Eight hours after leaving our ship, we arrived in Bonwire, the small village where Dennis grew up.

Following Dennis around the village enveloped by the scent of campfires and plumerias, watching the sun slowly creep away from the approaching moon, was surreal. Every time I looked at Travis, I couldn’t help giggling at the goofy, Christmas-morning grin he had plastered to his face. He might as well have been in Disneyland.

Dennis took us to his father’s workshop, where five men from the village work on looms and weave vivid scarves, blankets, and clothes, which can sometimes take up to six months to finish one item, depending on the intricacy of the pattern.

Then he took us through the village, introducing us to everyone on the way, until we reached his home. The homes in the village were simple, small cement buildings with very minimal furnishing, maybe one bed and the electricity in the village automatically shuts off at 8:30 p.m., so the people wake very early and go to bed around 9 or 9:30 p.m.

Previous to this visit, Dennis had not visited his family since the end of November, so they were of course very happy to see him and the fact that he’d brought two American students with him was just an added bonus. The children in the village ran to say, “Hello,” to Travis and me and begged us to take pictures of them so they could see themselves on our camera screens. Dennis’ uncle passed away just a few days before we’d arrived so his entire family was together to prepare for the upcoming funeral. In spite of how busy they surely were, the family was extremely kind and appreciative of our visit. They didn’t speak English so we communicated mainly in nods, smiles, and songs.

My favorite part of the visit was after dinner when Dennis and his father took us to church.

His father is the leader of the choir so he sat with the other singers outside and practiced while Travis and I were taken inside to sit in a circle with the other churchgoers that evening. A girl sitting next to me passed me a hymnbook and opened it to the correct page, pointed to a hymn and the circle began singing. Though the book was written in English, the people sang the hymns in Twi, so while I was trying to learn them very quickly, I was also trying to sing the words in English as best I could without getting confused by the Twi version. It was not an easy process, but a woman sitting behind me tapped my shoulder and assured me that I was doing a good job following along.

In the morning, Dennis took us in to Kumasi and showed us around the largest palace in Ghana, inhabited by the King of Kumasi. Then he put us on a large bus that would take us all the way to Tema. Our goodbyes were bittersweet, as I have never been so thoroughly accepted into a family of complete strangers, but had a strong urge to immediately contact my own family.

In the United States, if I met a group of tourists, the chance that I would eagerly invite them back to my home so quickly, (particularly if it was an 8-hour trek) is almost nonexistent.

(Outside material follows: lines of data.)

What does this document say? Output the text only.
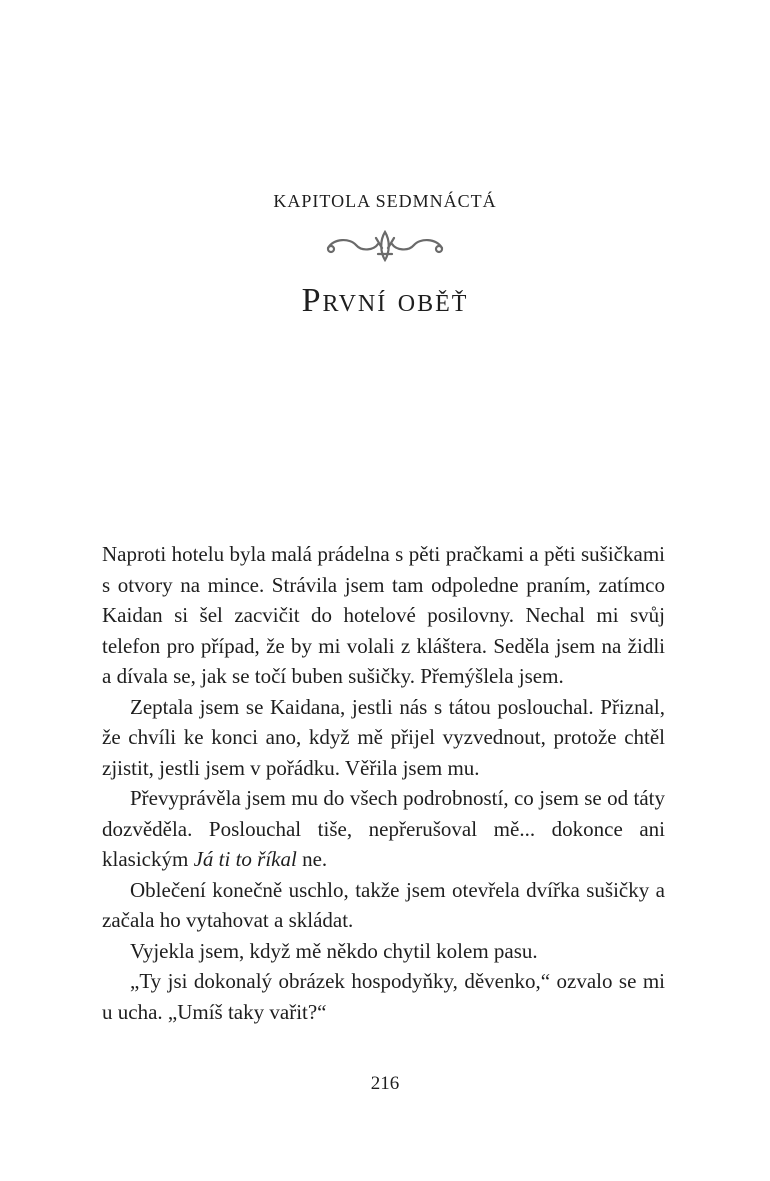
KAPITOLA SEDMNÁCTÁ
První oběť

Naproti hotelu byla malá prádelna s pěti pračkami a pěti sušičkami s otvory na mince. Strávila jsem tam odpoledne praním, zatímco Kaidan si šel zacvičit do hotelové posilovny. Nechal mi svůj telefon pro případ, že by mi volali z kláštera. Seděla jsem na židli a dívala se, jak se točí buben sušičky. Přemýšlela jsem.

Zeptala jsem se Kaidana, jestli nás s tátou poslouchal. Přiznal, že chvíli ke konci ano, když mě přijel vyzvednout, protože chtěl zjistit, jestli jsem v pořádku. Věřila jsem mu.

Převyprávěla jsem mu do všech podrobností, co jsem se od táty dozvěděla. Poslouchal tiše, nepřerušoval mě... dokonce ani klasickým Já ti to říkal ne.

Oblečení konečně uschlo, takže jsem otevřela dvířka sušičky a začala ho vytahovat a skládat.

Vyjekla jsem, když mě někdo chytil kolem pasu.

„Ty jsi dokonalý obrázek hospodyňky, děvenko,“ ozvalo se mi u ucha. „Umíš taky vařit?“

216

The sense of familial unity in Ghana was much more prevalent than any place I’ve visited in the United States.

Neither approach is better or worse in my opinion, but the difference was amazing to witness and experience. I’ll be surprised if I experience any kindness that surpasses that of Dennis and his family at any time later in my life.

Travis and I got back on the ship, knowing that the next six days at sea would be significantly less enjoyable since we’d have preferred to stay a few more days and then fly to Cape Town to meet the ship. Leaving on the ship, though, provided me with the opportunity to gradually reflect on my time in Ghana. It took me the entire six days to come to grips with the nonstop emotional, mental, and physical stimulus I encountered.

When you fly away, everything gets smaller so quickly because you’re above it, and then all of sudden it’s gone. When you sail away, everything gets smaller but you’re on the same level so you get to see the trace of the land slowly shrink into the distance until the horizon line flattens again. The romanticism of it is more intriguing than a speedy takeoff from an airport.